HMS Queen Elizabeth has left Portsmouth after delays due to cases of coronavirus being found among its crew.
Members of the Royal Navy aircraft carrier’s personnel tested positive for COVID-19, which meant its originally scheduled departure on Monday afternoon was postponed.
The warship will continue with its training later this month, including working with British and American F-35B fighter jets.
A Royal Navy spokesperson said following the positive coronavirus diagnoses: "A small number of HMS Queen Elizabeth's personnel have tested positive for COVID during routine preparation for sailing.
"Those affected have been isolated and are working with the NHS Test and Trace system to ensure the virus does not spread further.

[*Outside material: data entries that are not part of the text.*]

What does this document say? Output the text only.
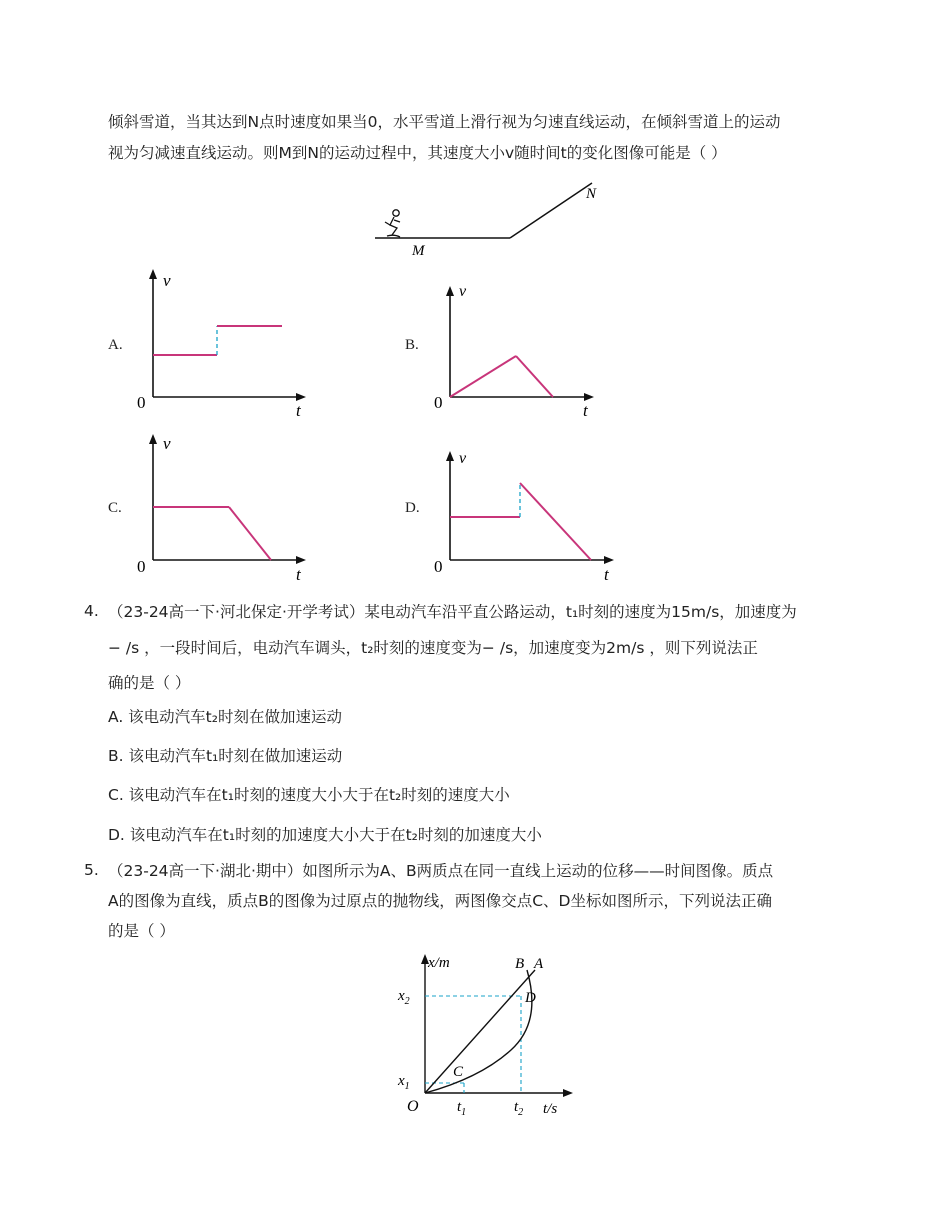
倾斜雪道，当其达到N点时速度如果当0，水平雪道上滑行视为匀速直线运动，在倾斜雪道上的运动
视为匀减速直线运动。则M到N的运动过程中，其速度大小v随时间t的变化图像可能是（ ）
M
N
A.
v
0	t
B.
v
0	t
C.
v
0	t
D.
v
0	t
4. （23-24高一下·河北保定·开学考试）某电动汽车沿平直公路运动，t₁时刻的速度为15m/s，加速度为
− /s ，一段时间后，电动汽车调头，t₂时刻的速度变为− /s，加速度变为2m/s ，则下列说法正
确的是（ ）
A. 该电动汽车t₂时刻在做加速运动
B. 该电动汽车t₁时刻在做加速运动
C. 该电动汽车在t₁时刻的速度大小大于在t₂时刻的速度大小
D. 该电动汽车在t₁时刻的加速度大小大于在t₂时刻的加速度大小
5. （23-24高一下·湖北·期中）如图所示为A、B两质点在同一直线上运动的位移——时间图像。质点
A的图像为直线，质点B的图像为过原点的抛物线，两图像交点C、D坐标如图所示，下列说法正确
的是（ ）
x/m
t/s
O
$x_2$
$x_1$
$t_1$	$t_2$
C
D
B A
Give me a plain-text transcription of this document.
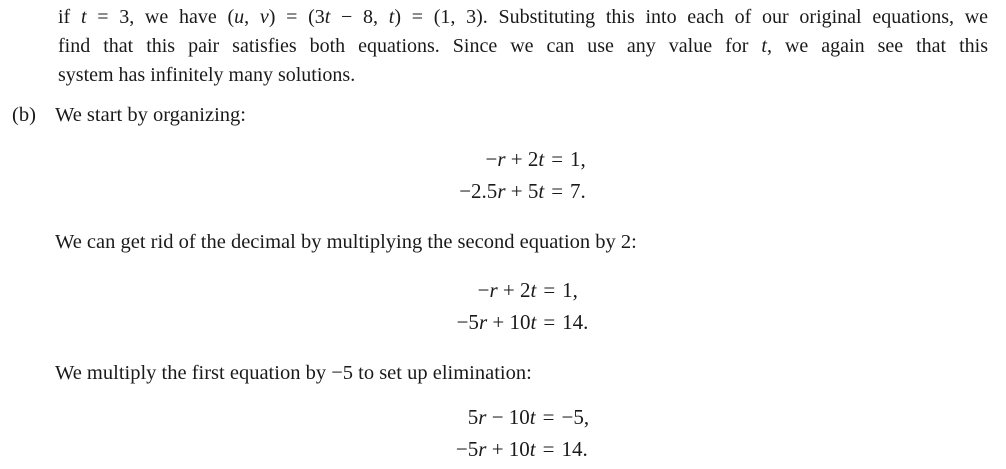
if t = 3, we have (u, v) = (3t − 8, t) = (1, 3). Substituting this into each of our original equations, we
find that this pair satisfies both equations. Since we can use any value for t, we again see that this
system has infinitely many solutions.
(b) We start by organizing:
−r + 2t = 1,
−2.5r + 5t = 7.
We can get rid of the decimal by multiplying the second equation by 2:
−r + 2t = 1,
−5r + 10t = 14.
We multiply the first equation by −5 to set up elimination:
5r − 10t = −5,
−5r + 10t = 14.
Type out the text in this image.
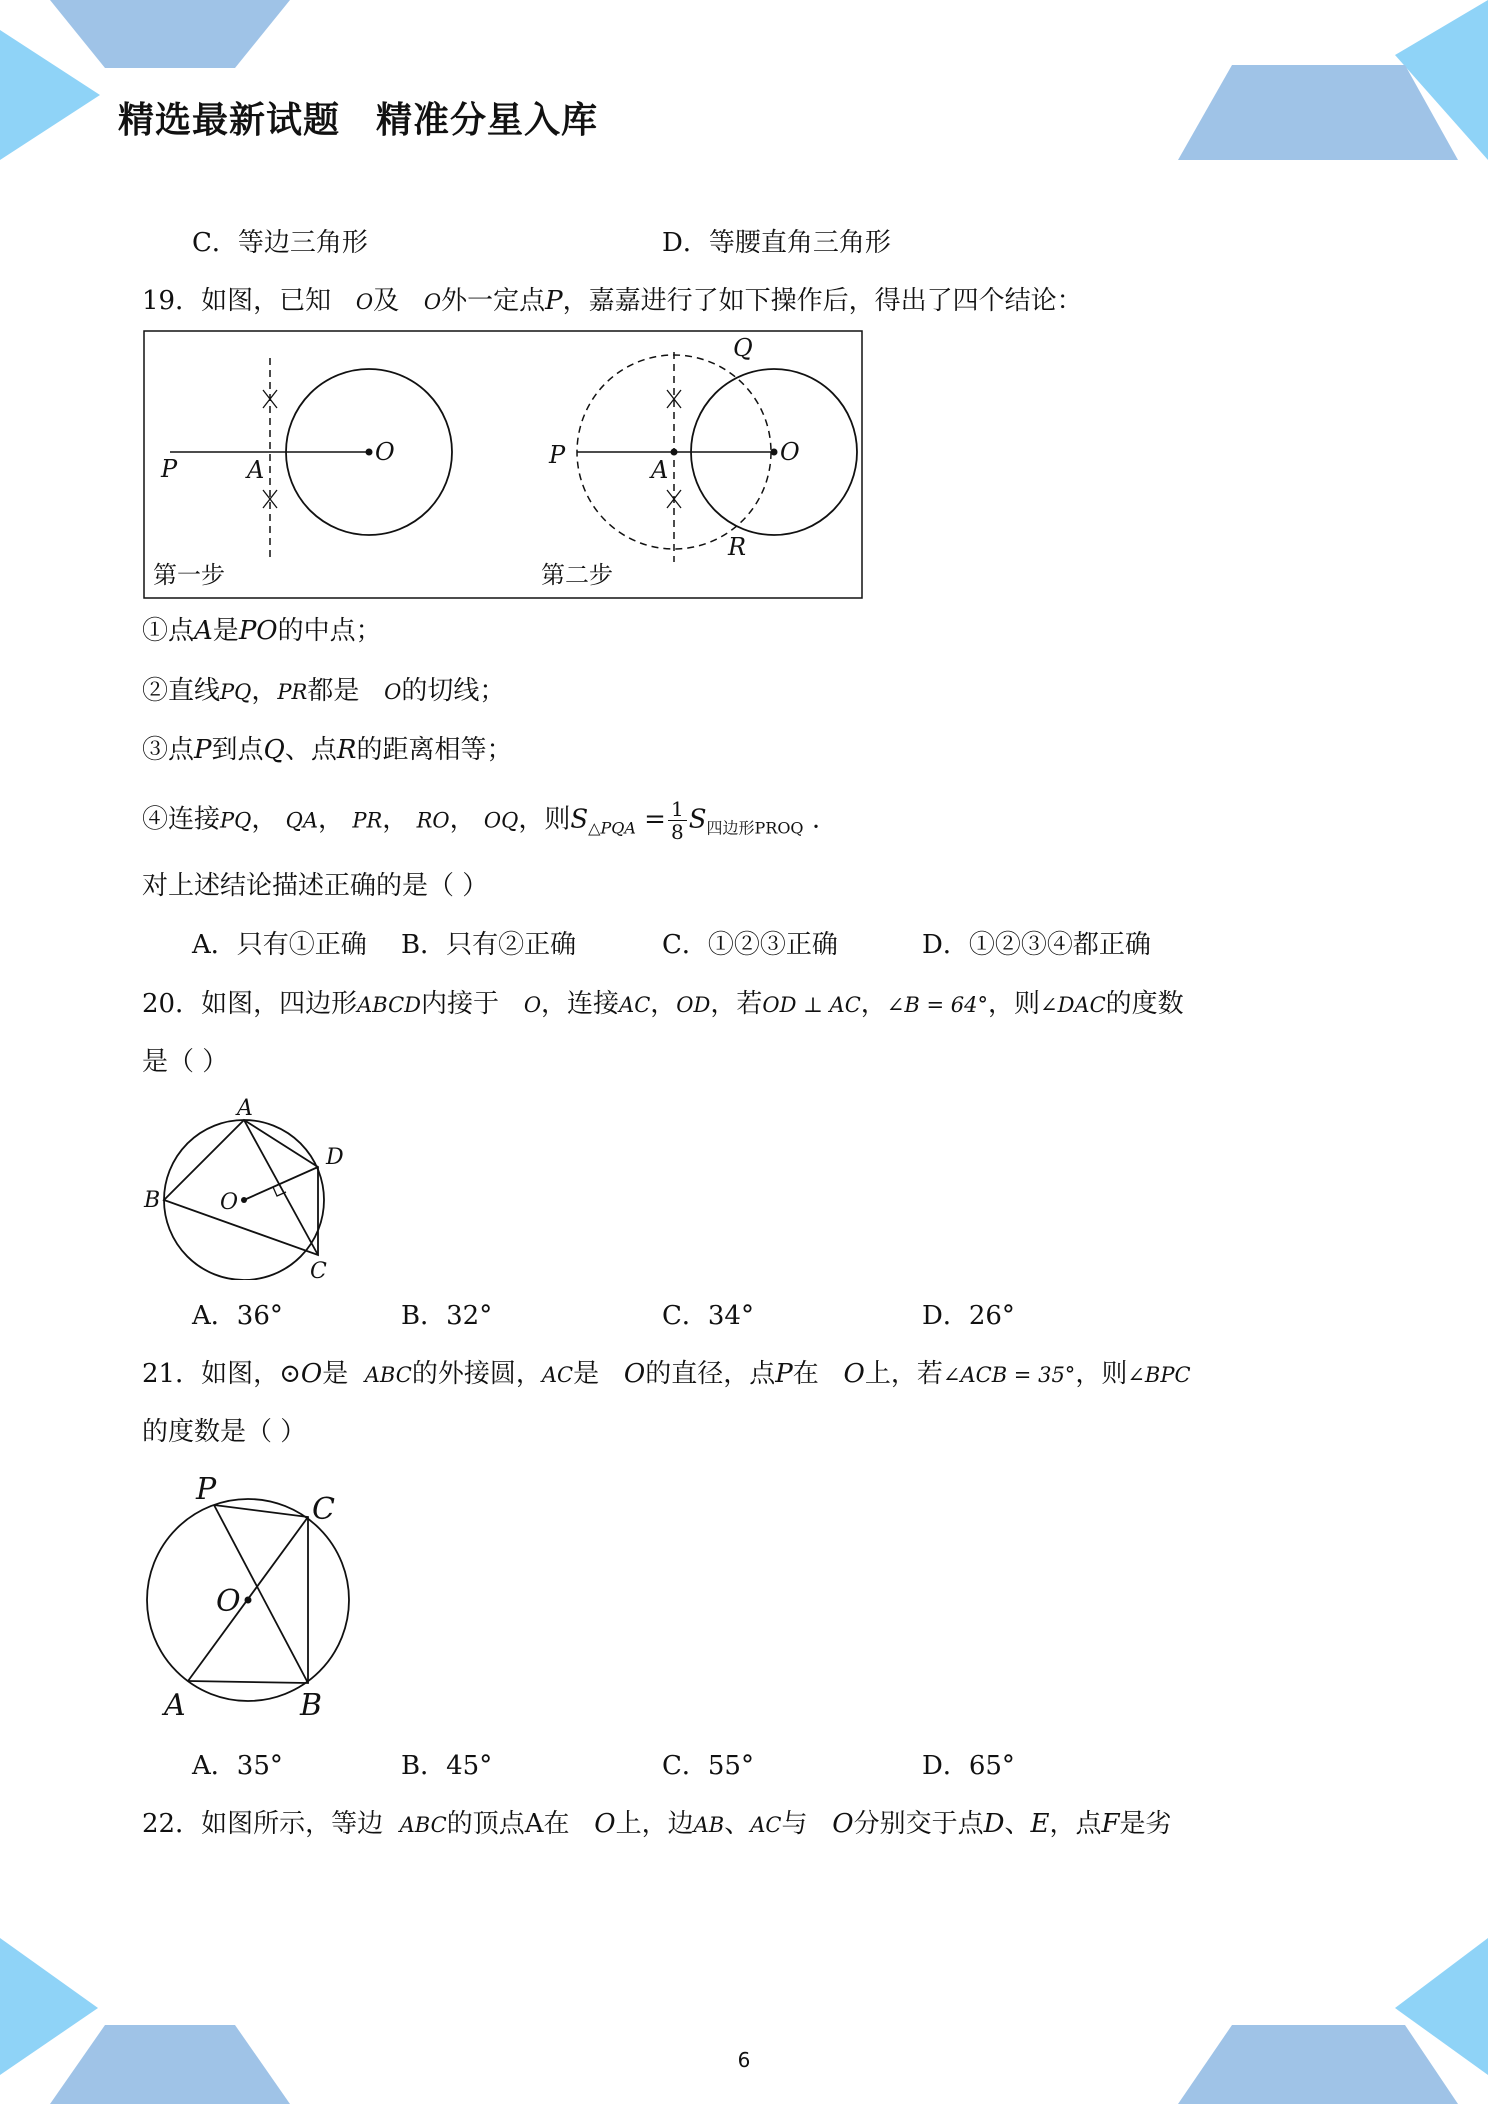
精选最新试题 精准分星入库
C．等边三角形	D．等腰直角三角形
19．如图，已知 O及 O外一定点P，嘉嘉进行了如下操作后，得出了四个结论：
P	A
O
第一步
P
A
O
Q
R
第二步
①点A是PO的中点；
②直线PQ，PR都是 O的切线；
③点P到点Q、点R的距离相等；
④连接PQ， QA， PR， RO， OQ，则$S_{\triangle PQA} = \frac{1}{8} S_{四边形PROQ}$ .
对上述结论描述正确的是（ ）
A．只有①正确 B．只有②正确	C．①②③正确	D．①②③④都正确
20．如图，四边形ABCD内接于 O，连接AC，OD，若OD ⊥ AC，∠B = 64°，则∠DAC的度数
是（ ）
A
B
C
D
O
A．36°	B．32°	C．34°	D．26°
21．如图，⊙O是 ABC的外接圆，AC是 O的直径，点P在 O上，若∠ACB = 35°，则∠BPC
的度数是（ ）
P
C
O
A	B
A．35°	B．45°	C．55°	D．65°
22．如图所示，等边 ABC的顶点A在 O上，边AB、AC与 O分别交于点D、E，点F是劣
6
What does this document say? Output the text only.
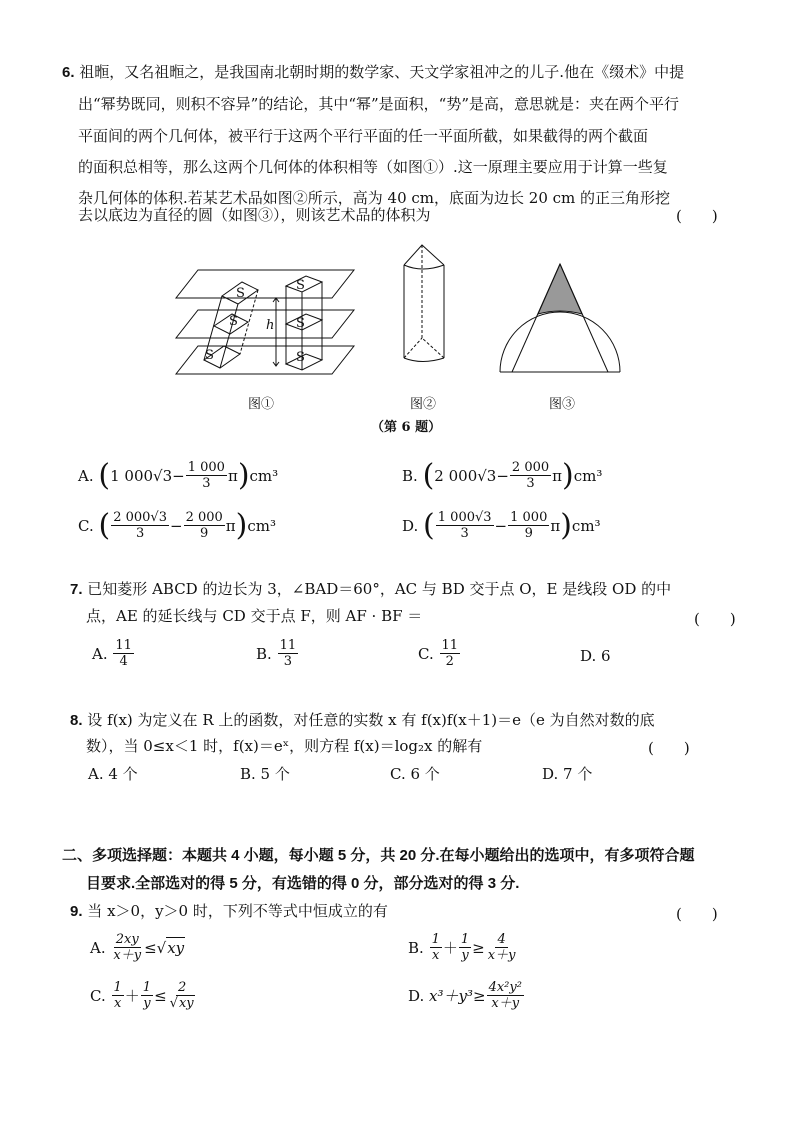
6. 祖暅，又名祖暅之，是我国南北朝时期的数学家、天文学家祖冲之的儿子.他在《缀术》中提
出“幂势既同，则积不容异”的结论，其中“幂”是面积，“势”是高，意思就是：夹在两个平行
平面间的两个几何体，被平行于这两个平行平面的任一平面所截，如果截得的两个截面
的面积总相等，那么这两个几何体的体积相等（如图①）.这一原理主要应用于计算一些复
杂几何体的体积.若某艺术品如图②所示，高为 40 cm，底面为边长 20 cm 的正三角形挖
去以底边为直径的圆（如图③），则该艺术品的体积为	(　　)
S
S
S	S
S	S
h
图①	图②	图③
（第 6 题）
A.
( 1 $000√3 - \frac{1 000}{3}$ π ) cm³	B.
( 2 $000√3 - \frac{2 000}{3}$ π ) cm³
C.
( $\frac{2 000√3}{3} - \frac{2 000}{9}$ π ) cm³	D.
( $\frac{1 000√3}{3} - \frac{1 000}{9}$ π ) cm³
7. 已知菱形 ABCD 的边长为 3，∠BAD＝60°，AC 与 BD 交于点 O，E 是线段 OD 的中
点，AE 的延长线与 CD 交于点 F，则 AF · BF ＝	(　　)
A.
$\frac{11}{4}$	B.
$\frac{11}{3}$	C.
$\frac{11}{2}$	D.
6
8. 设 f(x) 为定义在 R 上的函数，对任意的实数 x 有 f(x)f(x＋1)＝e（e 为自然对数的底
数），当 0≤x＜1 时，f(x)＝eˣ，则方程 f(x)＝log₂x 的解有	(　　)
A. 4 个	B. 5 个	C. 6 个	D. 7 个
二、多项选择题：本题共 4 小题，每小题 5 分，共 20 分.在每小题给出的选项中，有多项符合题
目要求.全部选对的得 5 分，有选错的得 0 分，部分选对的得 3 分.
9. 当 x＞0，y＞0 时，下列不等式中恒成立的有	(　　)
A.
$\frac{2xy}{x+y}$ ≤ √ xy	B.
$\frac{1}{x} + \frac{1}{y} \ge \frac{4}{x+y}$
C.
$\frac{1}{x} + \frac{1}{y} \le \frac{2}{√xy}$	D.
$x^3+y^3\ge \frac{\text{4x²y²}}{x+y}$
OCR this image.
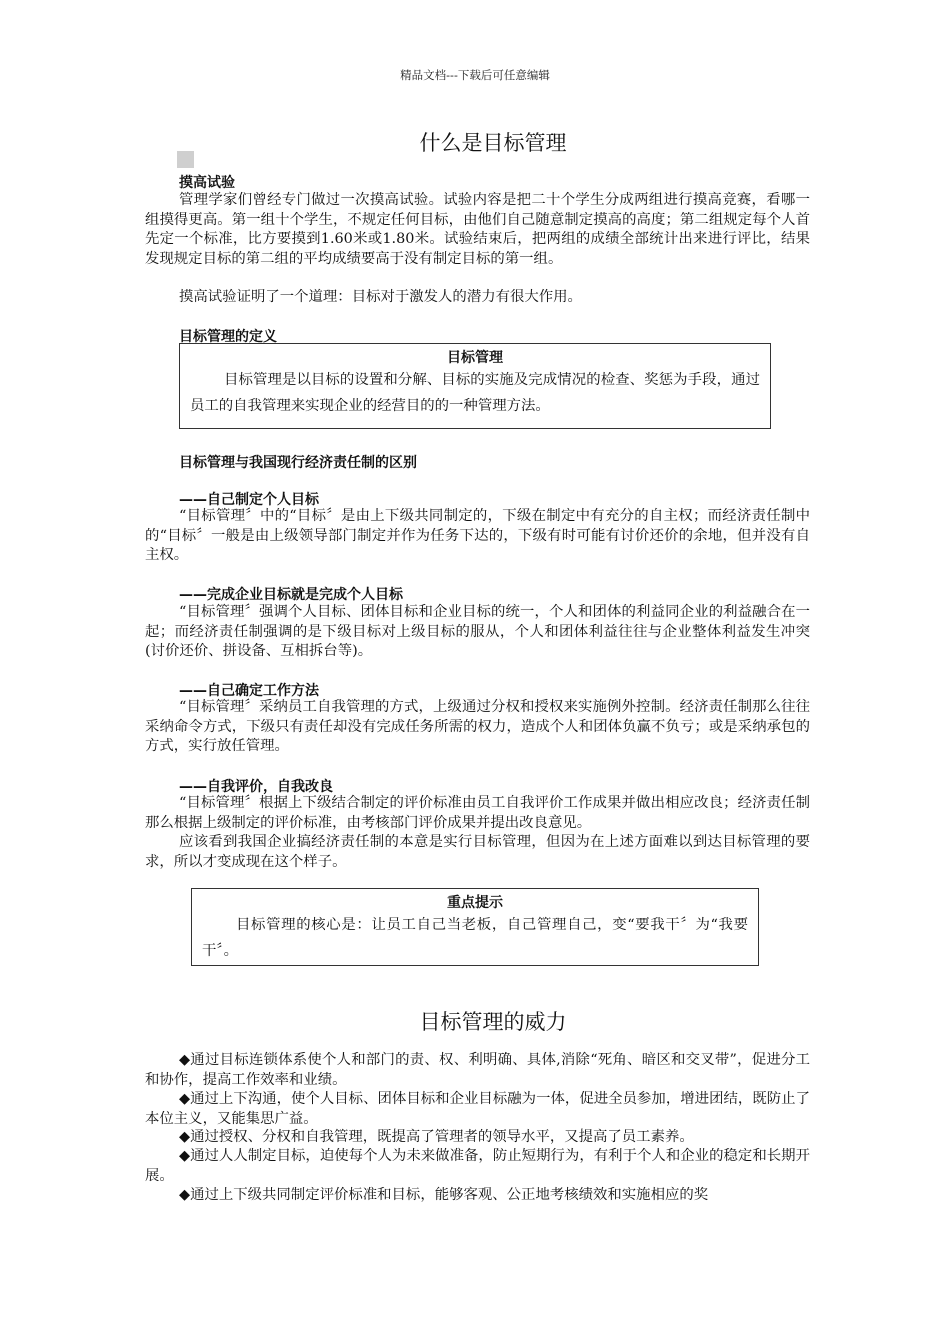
精品文档---下载后可任意编辑
什么是目标管理
摸高试验

管理学家们曾经专门做过一次摸高试验。试验内容是把二十个学生分成两组进行摸高竞赛，看哪一组摸得更高。第一组十个学生，不规定任何目标，由他们自己随意制定摸高的高度；第二组规定每个人首先定一个标准，比方要摸到1.60米或1.80米。试验结束后，把两组的成绩全部统计出来进行评比，结果发现规定目标的第二组的平均成绩要高于没有制定目标的第一组。

摸高试验证明了一个道理：目标对于激发人的潜力有很大作用。

目标管理的定义
目标管理

目标管理是以目标的设置和分解、目标的实施及完成情况的检查、奖惩为手段，通过员工的自我管理来实现企业的经营目的的一种管理方法。

目标管理与我国现行经济责任制的区别
——自己制定个人目标

“目标管理〞中的“目标〞是由上下级共同制定的，下级在制定中有充分的自主权；而经济责任制中的“目标〞一般是由上级领导部门制定并作为任务下达的，下级有时可能有讨价还价的余地，但并没有自主权。

——完成企业目标就是完成个人目标

“目标管理〞强调个人目标、团体目标和企业目标的统一，个人和团体的利益同企业的利益融合在一起；而经济责任制强调的是下级目标对上级目标的服从，个人和团体利益往往与企业整体利益发生冲突(讨价还价、拼设备、互相拆台等)。

——自己确定工作方法

“目标管理〞采纳员工自我管理的方式，上级通过分权和授权来实施例外控制。经济责任制那么往往采纳命令方式，下级只有责任却没有完成任务所需的权力，造成个人和团体负赢不负亏；或是采纳承包的方式，实行放任管理。

——自我评价，自我改良

“目标管理〞根据上下级结合制定的评价标准由员工自我评价工作成果并做出相应改良；经济责任制那么根据上级制定的评价标准，由考核部门评价成果并提出改良意见。

应该看到我国企业搞经济责任制的本意是实行目标管理，但因为在上述方面难以到达目标管理的要求，所以才变成现在这个样子。

重点提示

目标管理的核心是：让员工自己当老板，自己管理自己，变“要我干〞为“我要干〞。

目标管理的威力

◆通过目标连锁体系使个人和部门的责、权、利明确、具体,消除“死角、暗区和交叉带”，促进分工和协作，提高工作效率和业绩。

◆通过上下沟通，使个人目标、团体目标和企业目标融为一体，促进全员参加，增进团结，既防止了本位主义，又能集思广益。

◆通过授权、分权和自我管理，既提高了管理者的领导水平，又提高了员工素养。

◆通过人人制定目标，迫使每个人为未来做准备，防止短期行为，有利于个人和企业的稳定和长期开展。

◆通过上下级共同制定评价标准和目标，能够客观、公正地考核绩效和实施相应的奖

"The crew will continue to follow appropriate health guidelines and the HMS Queen Elizabeth will depart once their status has been confirmed."
In April, 800 sailors on board the Queen Elizabeth-class warship were tested for COVID-19 while she was in Portsmouth.
Once cleared to leave the city's naval base, HMS Queen Elizabeth conducted 70 days of sea and flight trials, returning in July "on the cusp of operations".
The aircraft carrier will now spend a brief time at sea, before returning to Portsmouth for a "mounting period" and then sailing from the city again.
She will join Exercise Joint Warrior off the west coast of Scotland, before continuing with further exercises.
Queen Elizabeth will work with F-35 fighter jets from RAF Marham's 617 Squadron, plus American Lightning aircraft, which landed in the UK last week.
It will be the most aircraft embarked on a Royal Navy aircraft carrier since HMS Hermes was in service.
RAF Marham welcomed 10 F-35Bs from the American Marine Fighter Attack (VMFA) Squadron 211 last Thursday.
The US Marine Corps personnel will work with 617 Squadron, joining HMS Queen Elizabeth for training and then for Joint Warrior.
Crews from VMFA-211 Squadron will train in Marham’s simulators, before carrying out sorties with 617 Squadron as they prepare to join the aircraft carrier.
Both the British and American F-35s will conduct carrier qualification training from the Queen Elizabeth-class warship, to get pilots ready for day and night operations, as well as weapons training.
Ahead of sailing, the ship posted on Twitter that her supplies to feed the 1,500-strong crew during the forthcoming exercises included 90,000 potatoes, 43,000 carrots and 3,000 cucumbers.
She is aiming to declare strike carrier capability later this year ahead of her first operational deployment in 2021.